Guidelines for better care
The GeneEQUAL toolkit contains information for health care professionals, as well as people with intellectual disability.
For clinicians, there are clear guidelines on providing inclusive, person-centred and respectful genetic health care. This involves making reasonable adjustments, ensuring the patient is at the centre of discussions and decisions, and providing trauma-informed care.
“It’s about changing the whole mindset. I teach my students that we shouldn’t be seeing ourselves as doctors telling the patient what to do – rather part of a partnership. We should speak as we would to a friend or our mum and treat people with respect,” Dr Palmer says.
The toolkit also includes videos of health care professionals and people with intellectual disability, demonstrating poor practice versus inclusive, person-centred and respectful practice.
In addition, there are GeneEQUAL Easy Read resources for people with intellectual disability, helping them to educate themselves about genetic health care, advocate for their rights and prepare for their appointments.
“I would hope that these resources really support patients to get information – and support patients to have a say because it doesn’t happen a great deal,” Ms Loblinzk says.
The GeneEqual toolkit has been viewed by more than 750 people to date, and while most users are from Australia, people from the US, UK and Canada are also accessing the material.
“The anecdotal feedback we are receiving is very positive,” Dr Palmer says.
“We’ve had someone say they think it should be compulsory training, a support person has said they’ve changed how they behave in appointments as a result, and the Easy Read materials and videos have been very well received by both people with intellectual disability and health care professionals.”
Empowering people with intellectual disability
Recently, the GeneEQUAL team have received support from the National Health and Medical Research Council (NHMRC) for a 5-year project to expand GeneEQUAL to other Australian states. The researchers will continue the co-design process with people with intellectual disability from across the country.

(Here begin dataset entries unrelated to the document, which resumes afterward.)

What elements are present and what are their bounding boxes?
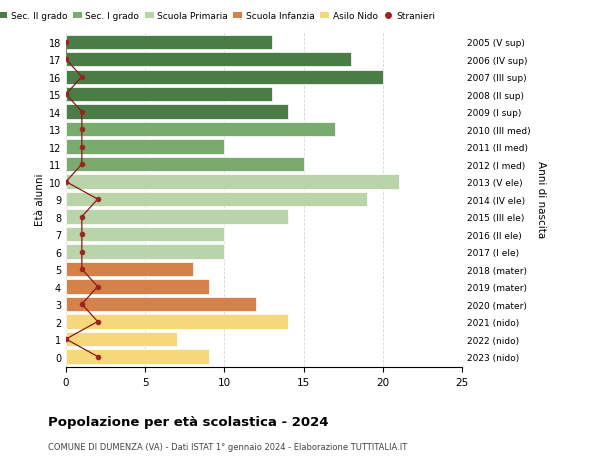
- Bar: [66, 35, 272, 50]
- Text: Popolazione per età scolastica - 2024: Popolazione per età scolastica - 2024: [48, 415, 329, 428]
- Bar: [66, 157, 304, 172]
- Bar: [66, 262, 193, 277]
- Bar: [66, 105, 288, 119]
- Y-axis label: Età alunni: Età alunni: [35, 174, 44, 226]
- Bar: [66, 350, 209, 364]
- Y-axis label: Anni di nascita: Anni di nascita: [536, 161, 546, 238]
- Bar: [66, 192, 367, 207]
- Bar: [66, 280, 209, 294]
- Bar: [66, 315, 288, 329]
- Bar: [66, 175, 398, 190]
- Bar: [66, 53, 351, 67]
- Bar: [66, 332, 177, 347]
- Legend: Sec. II grado, Sec. I grado, Scuola Primaria, Scuola Infanzia, Asilo Nido, Stran: Sec. II grado, Sec. I grado, Scuola Prim…: [0, 12, 435, 21]
- Text: COMUNE DI DUMENZA (VA) - Dati ISTAT 1° gennaio 2024 - Elaborazione TUTTITALIA.IT: COMUNE DI DUMENZA (VA) - Dati ISTAT 1° g…: [48, 442, 407, 451]
- Bar: [66, 210, 288, 224]
- Bar: [66, 297, 256, 312]
- Bar: [66, 245, 224, 259]
- Bar: [66, 88, 272, 102]
- Bar: [66, 227, 224, 242]
- Bar: [66, 140, 224, 155]
- Bar: [66, 123, 335, 137]
- Bar: [66, 70, 383, 84]
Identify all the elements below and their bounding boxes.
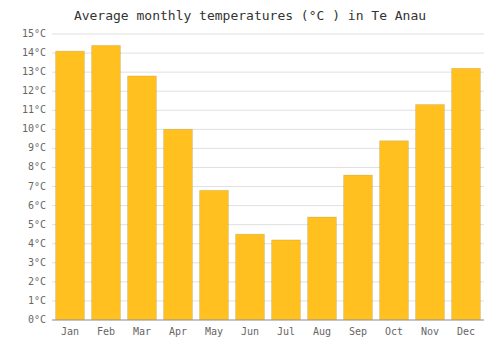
chart-container: 0°C 1°C 2°C 3°C 4°C 5°C 6°C 7°C 8°C 9°C 10°C 11°C 12…: [0, 0, 500, 350]
x-tick-label: Apr: [169, 326, 187, 337]
x-tick-label: Sep: [349, 326, 367, 337]
x-tick-label: Nov: [421, 326, 439, 337]
x-axis-line: [52, 320, 484, 321]
y-tick-label: 6°C: [28, 200, 46, 211]
y-axis: 0°C 1°C 2°C 3°C 4°C 5°C 6°C 7°C 8°C 9°C 10°C 11°C 12…: [22, 28, 484, 325]
y-tick-label: 8°C: [28, 161, 46, 172]
grid-line: [52, 320, 484, 321]
x-tick-label: Aug: [313, 326, 331, 337]
x-tick-label: May: [205, 326, 223, 337]
bar: [380, 141, 409, 320]
x-axis: Jan Feb Mar Apr May Jun Jul Aug Sep Oct Nov Dec: [52, 320, 484, 337]
y-tick-label: 11°C: [22, 104, 46, 115]
x-tick-label: Jan: [61, 326, 79, 337]
bar: [92, 45, 121, 320]
bar: [200, 190, 229, 320]
y-tick-label: 3°C: [28, 257, 46, 268]
y-tick-label: 15°C: [22, 28, 46, 39]
y-tick-label: 14°C: [22, 47, 46, 58]
bar: [308, 217, 337, 320]
bar: [344, 175, 373, 320]
bar: [236, 234, 265, 320]
y-tick-label: 9°C: [28, 142, 46, 153]
bar: [272, 240, 301, 320]
bar: [56, 51, 85, 320]
x-tick-label: Dec: [457, 326, 475, 337]
x-tick-label: Oct: [385, 326, 403, 337]
y-tick-label: 5°C: [28, 219, 46, 230]
y-tick-label: 7°C: [28, 181, 46, 192]
bars: [56, 45, 481, 320]
chart: 0°C 1°C 2°C 3°C 4°C 5°C 6°C 7°C 8°C 9°C 10°C 11°C 12…: [0, 0, 500, 350]
bar: [128, 76, 157, 320]
y-tick-label: 1°C: [28, 295, 46, 306]
bar: [416, 105, 445, 320]
x-tick-label: Jun: [241, 326, 259, 337]
y-tick-label: 2°C: [28, 276, 46, 287]
y-tick-label: 13°C: [22, 66, 46, 77]
bar: [452, 68, 481, 320]
y-tick-label: 4°C: [28, 238, 46, 249]
y-tick-label: 10°C: [22, 123, 46, 134]
y-tick-label: 12°C: [22, 85, 46, 96]
x-tick-label: Jul: [277, 326, 295, 337]
x-tick-label: Feb: [97, 326, 115, 337]
bar: [164, 129, 193, 320]
x-tick-label: Mar: [133, 326, 151, 337]
title: Average monthly temperatures (°C ) in Te…: [74, 8, 426, 23]
grid-line: [52, 34, 484, 35]
y-tick-label: 0°C: [28, 314, 46, 325]
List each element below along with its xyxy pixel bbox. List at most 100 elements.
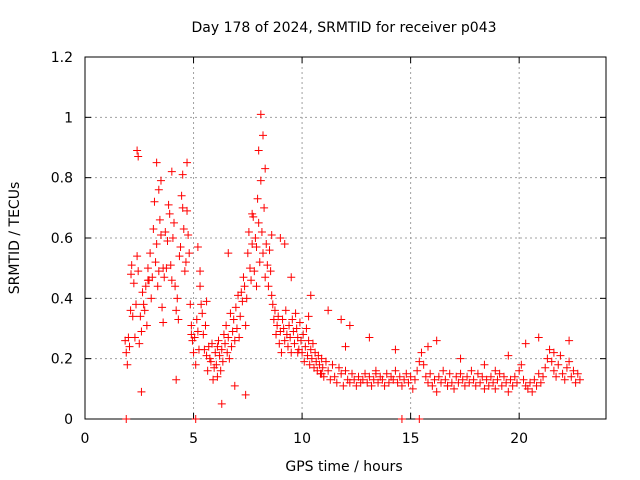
data-point: [547, 357, 556, 366]
data-point: [382, 369, 391, 378]
data-point: [161, 227, 170, 236]
data-point: [417, 348, 426, 357]
data-point: [571, 378, 580, 387]
data-point: [147, 294, 156, 303]
data-point: [262, 240, 271, 249]
data-point: [371, 366, 380, 375]
data-point: [166, 261, 175, 270]
data-point: [423, 342, 432, 351]
data-point: [508, 381, 517, 390]
data-point: [480, 360, 489, 369]
data-point: [491, 384, 500, 393]
data-point: [252, 282, 261, 291]
data-point: [565, 336, 574, 345]
data-point: [230, 381, 239, 390]
data-point: [391, 366, 400, 375]
data-point: [248, 240, 257, 249]
data-point: [138, 288, 147, 297]
data-point: [143, 276, 152, 285]
data-point: [328, 360, 337, 369]
data-point: [257, 227, 266, 236]
data-point: [159, 318, 168, 327]
y-tick-label: 1.2: [51, 50, 73, 66]
data-point: [170, 218, 179, 227]
data-point: [247, 276, 256, 285]
data-point: [389, 375, 398, 384]
data-point: [134, 267, 143, 276]
y-tick-label: 0.2: [51, 352, 73, 368]
data-point: [216, 366, 225, 375]
data-point: [227, 342, 236, 351]
data-point: [415, 415, 424, 423]
data-point: [361, 369, 370, 378]
data-point: [528, 387, 537, 396]
data-point: [226, 309, 235, 318]
data-point: [140, 306, 149, 315]
data-point: [191, 360, 200, 369]
data-point: [213, 342, 222, 351]
data-point: [168, 234, 177, 242]
data-point: [295, 318, 304, 327]
data-point: [307, 354, 316, 363]
data-point: [229, 315, 238, 324]
data-point: [158, 303, 167, 312]
data-point: [176, 243, 185, 252]
data-point: [274, 312, 283, 321]
data-point: [558, 369, 567, 378]
data-point: [332, 378, 341, 387]
data-point: [228, 327, 237, 336]
y-tick-label: 0.6: [51, 231, 73, 247]
data-point: [334, 363, 343, 372]
data-point: [512, 378, 521, 387]
data-point: [341, 366, 350, 375]
data-point: [304, 336, 313, 345]
data-point: [201, 321, 210, 330]
data-point: [235, 333, 244, 342]
data-point: [406, 372, 415, 381]
data-point: [191, 415, 200, 423]
data-point: [443, 381, 452, 390]
data-point: [292, 324, 301, 333]
data-point: [239, 273, 248, 282]
data-point: [441, 375, 450, 384]
data-point: [290, 339, 299, 348]
data-point: [196, 267, 205, 276]
data-point: [300, 357, 309, 366]
data-point: [363, 378, 372, 387]
data-point: [491, 366, 500, 375]
data-point: [365, 333, 374, 342]
data-point: [251, 234, 260, 242]
data-point: [252, 243, 261, 252]
data-point: [330, 372, 339, 381]
data-point: [167, 276, 176, 285]
data-point: [223, 348, 232, 357]
data-point: [554, 360, 563, 369]
data-point: [562, 363, 571, 372]
data-point: [261, 273, 270, 282]
data-point: [273, 321, 282, 330]
data-point: [163, 237, 172, 246]
data-point: [495, 369, 504, 378]
data-point: [146, 249, 155, 258]
data-point: [224, 249, 233, 258]
data-point: [265, 246, 274, 255]
data-point: [263, 261, 272, 270]
data-point: [183, 158, 192, 167]
data-point: [244, 227, 253, 236]
data-point: [269, 315, 278, 324]
data-point: [148, 273, 157, 282]
data-point: [286, 333, 295, 342]
data-point: [395, 372, 404, 381]
data-point: [137, 327, 146, 336]
data-point: [155, 215, 164, 224]
data-point: [127, 270, 136, 279]
data-point: [276, 234, 285, 242]
data-point: [410, 375, 419, 384]
data-point: [426, 369, 435, 378]
data-point: [241, 321, 250, 330]
data-point: [270, 306, 279, 315]
data-point: [450, 384, 459, 393]
data-point: [293, 348, 302, 357]
data-point: [552, 372, 561, 381]
data-point: [193, 327, 202, 336]
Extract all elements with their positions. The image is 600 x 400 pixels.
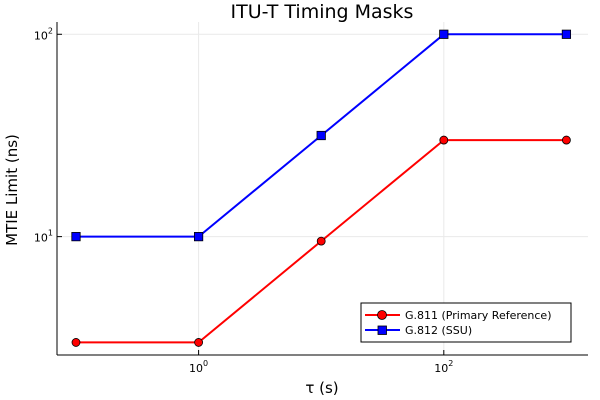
- series-1-point: [316, 130, 326, 141]
- x-tick-label: 102: [434, 359, 453, 375]
- series-1-point: [439, 29, 449, 39]
- series: [71, 29, 572, 347]
- y-tick-label-exponent: 1: [48, 229, 53, 238]
- x-tick-label: 100: [189, 359, 208, 375]
- y-tick-label-base: 10: [34, 29, 48, 42]
- series-1-point: [193, 232, 204, 242]
- x-tick-label-exponent: 0: [203, 359, 208, 368]
- series-0-point: [194, 338, 203, 347]
- x-tick-label-base: 10: [434, 362, 448, 375]
- y-tick-label: 101: [34, 229, 53, 245]
- series-1-point: [561, 29, 572, 39]
- legend: G.811 (Primary Reference) G.812 (SSU): [360, 302, 572, 343]
- series-0-point: [71, 338, 81, 347]
- x-tick-label-exponent: 2: [448, 359, 453, 368]
- chart-title: ITU-T Timing Masks: [231, 1, 414, 23]
- y-axis-label: MTIE Limit (ns): [3, 134, 21, 246]
- y-tick-label-exponent: 2: [48, 26, 53, 35]
- y-tick-label-base: 10: [34, 232, 48, 245]
- legend-label-g811: G.811 (Primary Reference): [405, 309, 552, 322]
- y-tick-label: 102: [34, 26, 53, 42]
- legend-marker-g811: [377, 310, 387, 320]
- series-0-point: [562, 135, 571, 145]
- x-axis-label: τ (s): [305, 379, 338, 397]
- x-tick-label-base: 10: [189, 362, 203, 375]
- series-0-point: [439, 135, 449, 145]
- legend-box: [360, 302, 572, 343]
- series-1-point: [71, 232, 81, 242]
- legend-marker-g812: [377, 325, 387, 335]
- legend-label-g812: G.812 (SSU): [405, 324, 472, 337]
- series-0-point: [316, 236, 326, 246]
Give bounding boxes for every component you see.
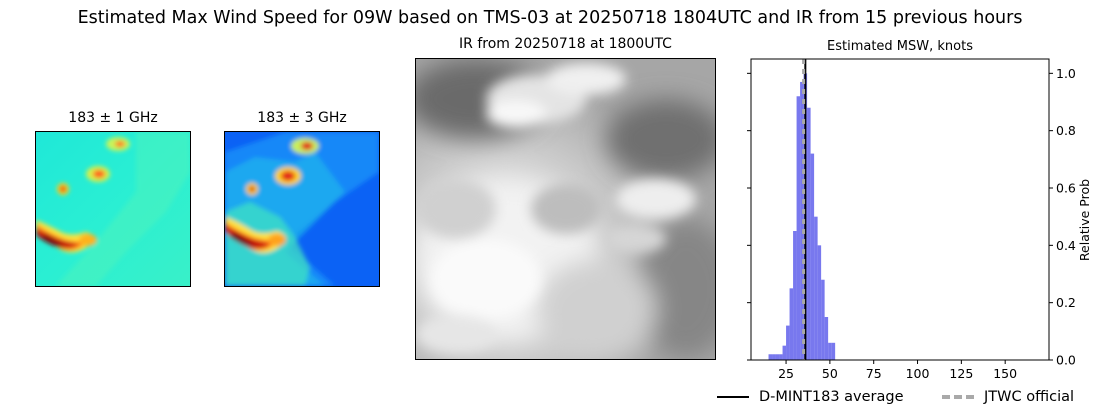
chart-title: Estimated MSW, knots	[827, 39, 973, 54]
histogram-bar	[782, 345, 787, 360]
y-tick-label: 0.6	[1056, 181, 1076, 196]
histogram-bar	[831, 342, 836, 360]
legend-item-average: D-MINT183 average	[717, 386, 904, 408]
y-axis-label: Relative Prob	[1077, 179, 1092, 261]
x-tick-label: 25	[778, 366, 794, 381]
histogram-bar	[817, 245, 822, 360]
x-tick-label: 125	[949, 366, 973, 381]
legend-dashed-line-icon	[942, 395, 974, 399]
legend-label-jtwc: JTWC official	[984, 389, 1075, 405]
mw2-brightness-image	[225, 132, 379, 286]
histogram-bar	[814, 216, 818, 360]
plot-frame	[750, 58, 1050, 361]
histogram-bar	[768, 354, 773, 360]
mw1-brightness-image	[36, 132, 190, 286]
histogram-bar	[824, 317, 829, 360]
x-tick-label: 75	[866, 366, 882, 381]
ir-image-panel	[415, 58, 716, 360]
histogram-bar	[786, 325, 790, 360]
x-tick-label: 150	[993, 366, 1017, 381]
mw1-panel-title: 183 ± 1 GHz	[68, 110, 158, 126]
y-tick-label: 0.2	[1056, 295, 1076, 310]
histogram-bar	[793, 231, 797, 360]
mw2-panel-title: 183 ± 3 GHz	[257, 110, 347, 126]
mw2-image-panel	[224, 131, 380, 287]
legend-solid-line-icon	[717, 396, 749, 398]
histogram-plot-area: 25 50 75 100 125 150 0.0 0.2 0.4 0.6 0.8 1.0	[747, 58, 1076, 381]
y-tick-label: 1.0	[1056, 66, 1076, 81]
histogram-bar	[821, 279, 825, 360]
ir-panel-title: IR from 20250718 at 1800UTC	[459, 36, 672, 52]
legend-item-jtwc: JTWC official	[942, 386, 1074, 408]
histogram-bar	[810, 153, 815, 360]
histogram-bar	[800, 81, 804, 360]
histogram-bar	[796, 96, 801, 361]
mw1-image-panel	[35, 131, 191, 287]
legend-label-average: D-MINT183 average	[759, 389, 904, 405]
histogram-bar	[779, 354, 783, 360]
ir-satellite-image	[416, 59, 715, 359]
chart-legend: D-MINT183 average JTWC official	[712, 386, 1100, 408]
figure-title: Estimated Max Wind Speed for 09W based o…	[77, 8, 1023, 28]
histogram-bar	[807, 107, 811, 360]
histogram-bar	[828, 342, 832, 360]
histogram-bar	[772, 354, 776, 360]
y-tick-label: 0.8	[1056, 123, 1076, 138]
histogram-bar	[789, 288, 794, 360]
y-tick-label: 0.4	[1056, 238, 1076, 253]
x-tick-label: 50	[822, 366, 838, 381]
msw-histogram-chart: Estimated MSW, knots 25 50 75 100 125 150 0.0 0…	[747, 39, 1092, 381]
x-tick-label: 100	[906, 366, 930, 381]
y-tick-label: 0.0	[1056, 353, 1076, 368]
histogram-bar	[775, 354, 780, 360]
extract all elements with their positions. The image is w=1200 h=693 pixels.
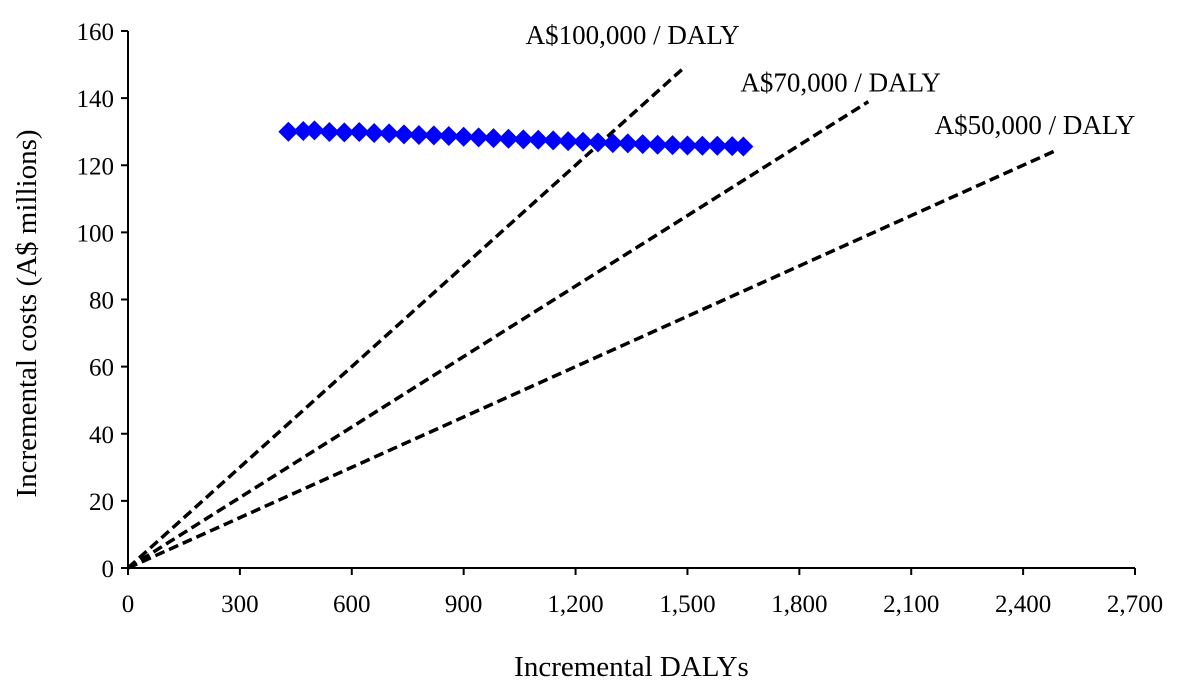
data-point [364,123,385,144]
data-point [662,135,683,156]
y-tick-label: 160 [77,19,115,46]
x-tick-label: 1,200 [547,591,603,618]
data-point [293,121,314,142]
data-point [304,120,325,141]
threshold-label: A$50,000 / DALY [935,110,1136,140]
data-point [379,123,400,144]
data-point [423,125,444,146]
x-tick-label: 300 [221,591,259,618]
threshold-line [127,148,1058,570]
x-tick-label: 600 [333,591,371,618]
data-point [453,126,474,147]
data-point [528,129,549,150]
x-tick-label: 2,700 [1107,591,1163,618]
x-tick-label: 2,100 [883,591,939,618]
data-point [733,136,754,157]
data-point [334,122,355,143]
data-point [692,135,713,156]
data-point [438,126,459,147]
data-point [498,128,519,149]
y-tick-label: 100 [77,220,115,247]
scatter-points [278,120,754,157]
data-point [349,122,370,143]
data-point [278,121,299,142]
threshold-line [126,64,687,570]
threshold-line [127,100,870,570]
data-point [558,131,579,152]
data-point [587,132,608,153]
data-point [602,133,623,154]
y-tick-label: 80 [89,288,114,315]
data-point [647,134,668,155]
threshold-label: A$100,000 / DALY [526,20,740,50]
y-tick-label: 120 [77,153,115,180]
x-tick-label: 0 [122,591,135,618]
y-tick-label: 140 [77,86,115,113]
x-tick-label: 1,500 [659,591,715,618]
data-point [677,135,698,156]
threshold-label: A$70,000 / DALY [740,68,941,98]
axis-ticks: 0 300 600 900 1,200 1,500 1,800 2,100 2,400 2,700… [77,19,1164,618]
y-tick-label: 60 [89,355,114,382]
y-axis-title: Incremental costs (A$ millions) [11,129,43,497]
data-point [319,122,340,143]
data-point [468,127,489,148]
x-tick-label: 2,400 [995,591,1051,618]
threshold-lines [126,64,1058,570]
data-point [513,129,534,150]
x-axis-title: Incremental DALYs [514,651,749,683]
x-tick-label: 1,800 [771,591,827,618]
data-point [393,124,414,145]
data-point [722,136,743,157]
data-point [707,135,728,156]
data-point [617,133,638,154]
y-tick-label: 40 [89,422,114,449]
y-tick-label: 20 [89,489,114,516]
data-point [632,134,653,155]
y-tick-label: 0 [102,556,115,583]
data-point [543,130,564,151]
data-point [573,131,594,152]
data-point [408,125,429,146]
data-point [483,128,504,149]
x-tick-label: 900 [445,591,483,618]
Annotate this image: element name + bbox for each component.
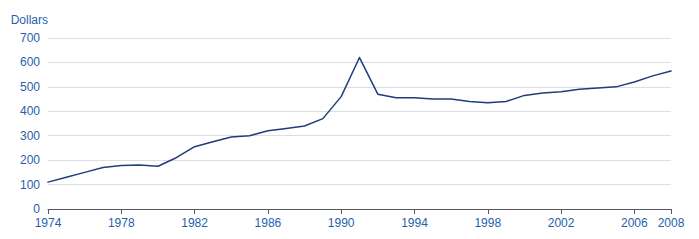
svg-text:1994: 1994 [401,216,428,230]
svg-text:Dollars: Dollars [11,13,48,27]
svg-text:100: 100 [20,178,40,192]
svg-text:1986: 1986 [255,216,282,230]
svg-text:1998: 1998 [474,216,501,230]
svg-text:400: 400 [20,104,40,118]
svg-text:1974: 1974 [35,216,62,230]
svg-text:1990: 1990 [328,216,355,230]
svg-text:300: 300 [20,129,40,143]
svg-text:1982: 1982 [181,216,208,230]
svg-text:2006: 2006 [621,216,648,230]
svg-text:0: 0 [33,202,40,216]
svg-text:600: 600 [20,55,40,69]
svg-text:2008: 2008 [658,216,685,230]
svg-text:200: 200 [20,153,40,167]
svg-text:700: 700 [20,31,40,45]
svg-text:2002: 2002 [548,216,575,230]
svg-text:1978: 1978 [108,216,135,230]
svg-text:500: 500 [20,80,40,94]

GeneEQUAL also provides a model for making services more inclusive for people with intellectual disability, using co-design. The project shows that people with intellectual disability can contribute so much more, and get so much more out of life, if they are given the opportunity.
“It was really hard growing up. I didn’t have a say in what was happening,” Ms Loblinzk says.
“I really want people to speak up, have choices, make decisions and be empowered in what they’re doing.”